But here is view on the same things from entirely other side. In order to send man to the Moon, it is necessary to overcome gravitational energy of his binding with the Earth. With the mass of body in 70 kg (as in "average" cosmonaut) this energy is erg, or 4 GJ. This about 1000 kilowatt-hours. The cost of kilowatt-hours rub (price of the end of 1996 for the organizations - hardly you you will fly to the Moon as a private individual). Therefore it occurs that energy, which must be spent in order to derive man on the spaces of the solar system, cost in all rubles, or about 35 dollars. Conclusions: 1) "overhead expenses" in cosmonautics are colossal; 2) the economic pit, in which we now proved to be, is much deeper than gravitational. Further, the Earth with all its inhabitants forms the gravitational- connected system with the sun, and the sun - with the galaxy. Find the depths of the corresponding potential pits independently. Here are the answers: "solar" pit into 14, while "galactic" - are 1000 times deeper than the "terrestrial". During the estimation of energy, which must be reported to particle for the output from these potential pits, do not forget to consider that the Earth dvizhetsya around the sun, but the solar system - on its close one to the circular orbit in the galaxy. Because of this the required energies half the depths of the corresponding potential pits (prove!). Thus, output from the earth's orbit to the galactic spaces requires approximately 7 times of larger energy than it is necessary for the flight to the Moon. For the departure into the metagalaxy from our galactic orbit it will be necessary additionally to spend still "lunar" energy units.

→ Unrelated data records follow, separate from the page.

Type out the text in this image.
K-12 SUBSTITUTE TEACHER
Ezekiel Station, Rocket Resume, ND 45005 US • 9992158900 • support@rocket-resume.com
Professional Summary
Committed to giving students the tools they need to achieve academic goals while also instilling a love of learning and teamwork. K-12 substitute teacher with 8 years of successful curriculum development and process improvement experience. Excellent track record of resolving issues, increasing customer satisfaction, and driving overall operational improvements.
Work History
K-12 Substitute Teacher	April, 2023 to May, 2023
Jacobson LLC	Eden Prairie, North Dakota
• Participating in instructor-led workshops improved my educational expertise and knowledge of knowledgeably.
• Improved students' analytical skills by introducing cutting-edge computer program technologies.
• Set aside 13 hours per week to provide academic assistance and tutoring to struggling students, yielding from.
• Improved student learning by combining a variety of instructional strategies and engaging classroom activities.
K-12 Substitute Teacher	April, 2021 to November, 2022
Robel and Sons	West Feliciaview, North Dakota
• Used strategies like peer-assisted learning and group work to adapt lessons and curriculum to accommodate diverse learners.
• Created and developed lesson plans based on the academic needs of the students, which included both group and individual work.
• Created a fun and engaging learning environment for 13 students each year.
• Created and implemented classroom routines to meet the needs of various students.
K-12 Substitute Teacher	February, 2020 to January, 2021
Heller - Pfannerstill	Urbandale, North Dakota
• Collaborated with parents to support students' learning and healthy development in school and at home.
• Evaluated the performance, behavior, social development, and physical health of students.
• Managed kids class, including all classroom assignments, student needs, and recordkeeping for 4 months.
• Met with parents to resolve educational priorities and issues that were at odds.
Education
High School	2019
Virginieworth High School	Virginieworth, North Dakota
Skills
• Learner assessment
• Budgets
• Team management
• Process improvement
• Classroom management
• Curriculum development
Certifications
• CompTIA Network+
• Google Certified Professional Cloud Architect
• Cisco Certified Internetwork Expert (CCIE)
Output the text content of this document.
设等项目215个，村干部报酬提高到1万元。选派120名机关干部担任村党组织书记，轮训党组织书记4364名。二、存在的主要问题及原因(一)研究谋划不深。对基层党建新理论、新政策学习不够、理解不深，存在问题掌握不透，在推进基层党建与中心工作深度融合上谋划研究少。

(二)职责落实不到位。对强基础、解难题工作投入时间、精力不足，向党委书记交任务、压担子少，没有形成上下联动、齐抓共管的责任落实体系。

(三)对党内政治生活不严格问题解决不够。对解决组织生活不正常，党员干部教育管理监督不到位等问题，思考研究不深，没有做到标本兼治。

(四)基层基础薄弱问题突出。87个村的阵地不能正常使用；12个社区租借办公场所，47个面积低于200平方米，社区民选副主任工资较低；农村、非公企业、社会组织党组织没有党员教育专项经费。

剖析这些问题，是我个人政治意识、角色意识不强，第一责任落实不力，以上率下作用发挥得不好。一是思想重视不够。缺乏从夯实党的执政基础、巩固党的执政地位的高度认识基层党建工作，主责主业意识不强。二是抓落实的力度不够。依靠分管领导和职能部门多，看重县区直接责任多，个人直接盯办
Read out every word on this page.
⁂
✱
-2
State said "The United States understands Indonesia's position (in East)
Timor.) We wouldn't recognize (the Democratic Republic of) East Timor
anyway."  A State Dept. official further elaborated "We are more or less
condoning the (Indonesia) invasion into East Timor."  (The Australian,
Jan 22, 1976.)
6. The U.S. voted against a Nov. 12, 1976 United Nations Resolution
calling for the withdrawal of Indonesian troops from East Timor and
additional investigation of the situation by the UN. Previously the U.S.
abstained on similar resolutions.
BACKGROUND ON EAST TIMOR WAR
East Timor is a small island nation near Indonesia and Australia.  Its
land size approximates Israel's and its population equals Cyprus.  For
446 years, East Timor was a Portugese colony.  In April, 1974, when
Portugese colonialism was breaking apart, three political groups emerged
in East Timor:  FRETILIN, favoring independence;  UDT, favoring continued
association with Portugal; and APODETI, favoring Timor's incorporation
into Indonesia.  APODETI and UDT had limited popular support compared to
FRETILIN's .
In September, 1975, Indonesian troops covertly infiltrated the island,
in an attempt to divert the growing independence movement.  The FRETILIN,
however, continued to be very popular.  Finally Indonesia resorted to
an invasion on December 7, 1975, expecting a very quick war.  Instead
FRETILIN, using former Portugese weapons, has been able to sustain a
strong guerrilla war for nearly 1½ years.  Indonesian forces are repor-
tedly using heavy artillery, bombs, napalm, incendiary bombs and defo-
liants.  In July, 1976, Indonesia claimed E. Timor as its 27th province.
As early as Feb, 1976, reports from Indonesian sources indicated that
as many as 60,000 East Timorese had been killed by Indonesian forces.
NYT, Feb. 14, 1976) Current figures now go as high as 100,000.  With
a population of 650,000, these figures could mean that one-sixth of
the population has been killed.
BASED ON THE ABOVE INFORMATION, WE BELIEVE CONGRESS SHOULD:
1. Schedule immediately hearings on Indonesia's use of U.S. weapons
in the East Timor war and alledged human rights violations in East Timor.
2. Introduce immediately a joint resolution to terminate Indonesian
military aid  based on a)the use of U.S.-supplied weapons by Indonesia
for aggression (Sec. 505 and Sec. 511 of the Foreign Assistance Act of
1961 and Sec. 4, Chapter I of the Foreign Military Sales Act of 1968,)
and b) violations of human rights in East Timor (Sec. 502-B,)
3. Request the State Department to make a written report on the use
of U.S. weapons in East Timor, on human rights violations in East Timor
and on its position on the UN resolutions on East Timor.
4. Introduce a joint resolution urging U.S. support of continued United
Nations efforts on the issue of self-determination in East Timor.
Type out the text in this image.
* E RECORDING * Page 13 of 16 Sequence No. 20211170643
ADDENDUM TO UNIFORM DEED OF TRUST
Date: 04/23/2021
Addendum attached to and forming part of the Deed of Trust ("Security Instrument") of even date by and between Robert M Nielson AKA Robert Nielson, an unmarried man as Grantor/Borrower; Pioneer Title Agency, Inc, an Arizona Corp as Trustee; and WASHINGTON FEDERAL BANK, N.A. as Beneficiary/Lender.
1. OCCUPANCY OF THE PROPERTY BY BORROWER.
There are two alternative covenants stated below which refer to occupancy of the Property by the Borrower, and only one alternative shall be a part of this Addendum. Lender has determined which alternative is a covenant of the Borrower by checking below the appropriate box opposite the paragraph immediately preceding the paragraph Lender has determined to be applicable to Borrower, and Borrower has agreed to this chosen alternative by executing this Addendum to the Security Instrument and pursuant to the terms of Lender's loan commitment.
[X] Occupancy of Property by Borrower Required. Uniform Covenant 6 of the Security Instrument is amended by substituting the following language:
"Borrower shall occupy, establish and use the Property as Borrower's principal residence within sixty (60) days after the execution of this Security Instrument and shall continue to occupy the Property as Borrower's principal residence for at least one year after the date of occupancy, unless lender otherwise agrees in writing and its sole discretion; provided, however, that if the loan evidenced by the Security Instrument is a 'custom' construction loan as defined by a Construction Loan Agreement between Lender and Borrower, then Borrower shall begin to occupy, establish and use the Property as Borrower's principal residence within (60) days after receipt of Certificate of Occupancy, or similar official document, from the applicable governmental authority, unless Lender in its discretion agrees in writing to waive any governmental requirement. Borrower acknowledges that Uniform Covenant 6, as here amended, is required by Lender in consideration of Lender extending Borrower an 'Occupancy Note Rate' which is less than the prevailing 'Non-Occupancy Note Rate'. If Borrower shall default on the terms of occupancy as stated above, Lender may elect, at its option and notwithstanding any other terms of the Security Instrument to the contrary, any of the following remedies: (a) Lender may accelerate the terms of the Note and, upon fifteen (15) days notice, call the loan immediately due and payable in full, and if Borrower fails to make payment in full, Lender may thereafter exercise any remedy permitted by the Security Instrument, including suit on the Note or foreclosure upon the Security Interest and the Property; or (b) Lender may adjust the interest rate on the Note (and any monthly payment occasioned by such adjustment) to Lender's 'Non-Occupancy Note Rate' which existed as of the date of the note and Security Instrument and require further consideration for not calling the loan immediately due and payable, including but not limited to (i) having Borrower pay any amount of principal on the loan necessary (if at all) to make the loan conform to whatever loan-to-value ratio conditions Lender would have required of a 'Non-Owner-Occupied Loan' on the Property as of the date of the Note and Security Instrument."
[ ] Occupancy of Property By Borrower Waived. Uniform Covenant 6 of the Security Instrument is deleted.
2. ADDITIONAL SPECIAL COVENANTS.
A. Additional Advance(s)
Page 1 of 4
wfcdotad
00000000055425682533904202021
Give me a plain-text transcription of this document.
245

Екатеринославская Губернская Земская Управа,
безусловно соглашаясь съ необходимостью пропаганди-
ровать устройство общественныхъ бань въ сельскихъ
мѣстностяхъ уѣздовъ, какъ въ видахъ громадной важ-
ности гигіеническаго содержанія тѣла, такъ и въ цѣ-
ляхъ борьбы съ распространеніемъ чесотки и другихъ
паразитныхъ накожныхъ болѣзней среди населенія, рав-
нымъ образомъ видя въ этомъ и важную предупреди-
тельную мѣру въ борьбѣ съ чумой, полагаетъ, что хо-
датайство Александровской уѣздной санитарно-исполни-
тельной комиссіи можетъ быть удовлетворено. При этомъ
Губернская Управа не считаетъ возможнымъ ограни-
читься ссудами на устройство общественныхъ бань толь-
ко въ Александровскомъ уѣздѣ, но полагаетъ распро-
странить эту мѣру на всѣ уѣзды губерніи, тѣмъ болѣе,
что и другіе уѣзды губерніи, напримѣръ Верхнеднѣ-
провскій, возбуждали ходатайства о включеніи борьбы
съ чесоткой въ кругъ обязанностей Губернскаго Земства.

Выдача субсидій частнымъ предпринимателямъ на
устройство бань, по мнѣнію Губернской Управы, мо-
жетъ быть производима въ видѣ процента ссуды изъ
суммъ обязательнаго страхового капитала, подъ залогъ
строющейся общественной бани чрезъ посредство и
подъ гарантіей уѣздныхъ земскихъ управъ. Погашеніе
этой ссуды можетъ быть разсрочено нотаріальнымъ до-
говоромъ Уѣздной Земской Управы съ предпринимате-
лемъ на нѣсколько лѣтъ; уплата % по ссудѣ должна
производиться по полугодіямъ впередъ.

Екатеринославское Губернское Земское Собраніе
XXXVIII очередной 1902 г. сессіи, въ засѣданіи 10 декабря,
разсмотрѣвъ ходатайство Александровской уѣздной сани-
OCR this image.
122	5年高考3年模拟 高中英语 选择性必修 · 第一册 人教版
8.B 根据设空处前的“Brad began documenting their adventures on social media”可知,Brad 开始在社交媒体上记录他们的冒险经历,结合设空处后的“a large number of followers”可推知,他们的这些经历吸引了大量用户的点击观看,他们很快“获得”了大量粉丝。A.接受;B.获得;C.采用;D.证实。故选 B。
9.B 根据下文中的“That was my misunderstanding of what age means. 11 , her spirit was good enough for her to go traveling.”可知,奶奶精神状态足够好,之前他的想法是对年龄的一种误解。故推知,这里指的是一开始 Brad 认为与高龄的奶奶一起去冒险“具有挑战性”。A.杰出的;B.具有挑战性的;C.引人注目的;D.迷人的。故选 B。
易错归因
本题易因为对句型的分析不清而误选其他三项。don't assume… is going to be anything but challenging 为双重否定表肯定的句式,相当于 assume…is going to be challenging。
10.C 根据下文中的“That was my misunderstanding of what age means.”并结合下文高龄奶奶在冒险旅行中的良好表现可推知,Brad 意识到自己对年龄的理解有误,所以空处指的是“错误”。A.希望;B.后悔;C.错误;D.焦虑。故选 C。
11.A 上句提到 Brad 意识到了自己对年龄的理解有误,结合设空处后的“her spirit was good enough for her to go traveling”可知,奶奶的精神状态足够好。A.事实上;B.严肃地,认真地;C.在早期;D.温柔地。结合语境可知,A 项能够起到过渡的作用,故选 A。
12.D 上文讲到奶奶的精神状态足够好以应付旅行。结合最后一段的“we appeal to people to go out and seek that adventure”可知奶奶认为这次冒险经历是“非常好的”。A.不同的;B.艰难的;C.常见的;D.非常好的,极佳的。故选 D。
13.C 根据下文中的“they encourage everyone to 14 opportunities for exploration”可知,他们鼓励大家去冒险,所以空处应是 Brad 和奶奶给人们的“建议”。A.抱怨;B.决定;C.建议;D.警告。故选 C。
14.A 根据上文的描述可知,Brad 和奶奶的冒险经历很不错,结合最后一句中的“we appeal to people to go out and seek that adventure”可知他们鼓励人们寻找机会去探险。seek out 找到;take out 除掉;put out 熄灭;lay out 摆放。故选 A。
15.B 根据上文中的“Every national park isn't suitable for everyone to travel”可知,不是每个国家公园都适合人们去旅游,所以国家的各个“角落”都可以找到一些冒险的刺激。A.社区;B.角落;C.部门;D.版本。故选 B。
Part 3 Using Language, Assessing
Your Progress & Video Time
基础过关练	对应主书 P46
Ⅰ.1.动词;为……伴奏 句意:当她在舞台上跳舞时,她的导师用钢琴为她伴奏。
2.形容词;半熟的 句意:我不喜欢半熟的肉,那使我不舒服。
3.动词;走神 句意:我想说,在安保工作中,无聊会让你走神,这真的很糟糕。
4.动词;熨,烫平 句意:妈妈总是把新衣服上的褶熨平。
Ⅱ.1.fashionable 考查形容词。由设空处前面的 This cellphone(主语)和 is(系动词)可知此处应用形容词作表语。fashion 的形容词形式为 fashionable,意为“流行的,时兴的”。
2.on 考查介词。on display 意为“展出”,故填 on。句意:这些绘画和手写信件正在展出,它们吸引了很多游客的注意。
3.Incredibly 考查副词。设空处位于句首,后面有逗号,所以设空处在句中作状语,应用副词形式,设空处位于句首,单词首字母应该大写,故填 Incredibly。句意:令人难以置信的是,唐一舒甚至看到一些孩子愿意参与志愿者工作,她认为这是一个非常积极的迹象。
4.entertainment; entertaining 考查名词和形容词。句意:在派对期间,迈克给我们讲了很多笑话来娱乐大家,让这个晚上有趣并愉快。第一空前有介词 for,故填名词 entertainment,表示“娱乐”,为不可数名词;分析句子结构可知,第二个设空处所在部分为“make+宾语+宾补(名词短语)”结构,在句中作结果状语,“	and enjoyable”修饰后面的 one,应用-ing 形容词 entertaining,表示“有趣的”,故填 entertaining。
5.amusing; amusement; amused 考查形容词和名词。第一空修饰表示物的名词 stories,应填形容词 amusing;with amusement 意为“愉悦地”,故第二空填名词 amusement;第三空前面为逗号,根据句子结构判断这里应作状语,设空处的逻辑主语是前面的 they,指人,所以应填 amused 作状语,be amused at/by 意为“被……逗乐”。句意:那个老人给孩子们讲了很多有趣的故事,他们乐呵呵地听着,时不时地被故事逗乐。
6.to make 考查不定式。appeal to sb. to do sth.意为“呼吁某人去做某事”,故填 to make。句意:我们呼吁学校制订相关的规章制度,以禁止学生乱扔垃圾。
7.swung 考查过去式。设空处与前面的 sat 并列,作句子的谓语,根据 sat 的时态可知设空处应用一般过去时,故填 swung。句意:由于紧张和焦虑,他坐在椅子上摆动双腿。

1.7 po.opredelenih, distance modulus m - M to the object, which is been located at a distance of R (in the parsecs), is called the value Taking into account the fact that cm, and distance from Saint Petersburg to Moscow cm that in the parsecs it comprises , we find that the distance modulus corresponding to it is equal

.

Prover'te independently, that the distance modulus in 1 cm is equal

.

The main thing, that it is necessary to clarify: distance modulus, although it is expressed in the stellar magnitude, no to emission refers. This is simple one of the possible, and besides convenient for astronomy extrasystemic units of the measurement of distances. (cf. with the light year, where the distance is measured in the units of time.) Convenience in the use of the logarithmic scale of stellar magnitude for measuring the distances in the universe is explained by the colossal spread of distances to different astronomical objects.

36

1.8

The brightest stars of pleiads are hot - indeed the star of the ladle of pleiads clearly white, even bluish. Since pleiads - this scattered star cluster, these hot stars lie on the main sequence. The stars of the late sub-classes B have the absolute stellar magnitude, equal to zero, and they "white". Blue stars have even larger luminosity - and therefore the negative absolute stellar magnitude, which, thus, is lower than the solar at least per 5 units. But the stars of pleiads with the observation from the environments of the sun have the 4th visible stellar magnitude. It means, the sun with the observation from the pleiads will have, as a minimum, a 9th it will evidently not be its naked eye. Although the answer is obtained, it is worthwhile to make one additional step and to refine the obtained estimation. According to Allen [ 1 ], the distance to the pleiads is 127 PK, and according to newest data ( HIPPARCOS) it is equal to 117 PK. Therefore the visible stellar magnitude of the sun with its observation will from there be m = M - 5 + 5 lg R = 4.8 - 5 + 5 lg 117 10.1m, which confirms the conclusion made earlier. Sun not to see from the pleiads not only with naked eye, but also into the binoculars.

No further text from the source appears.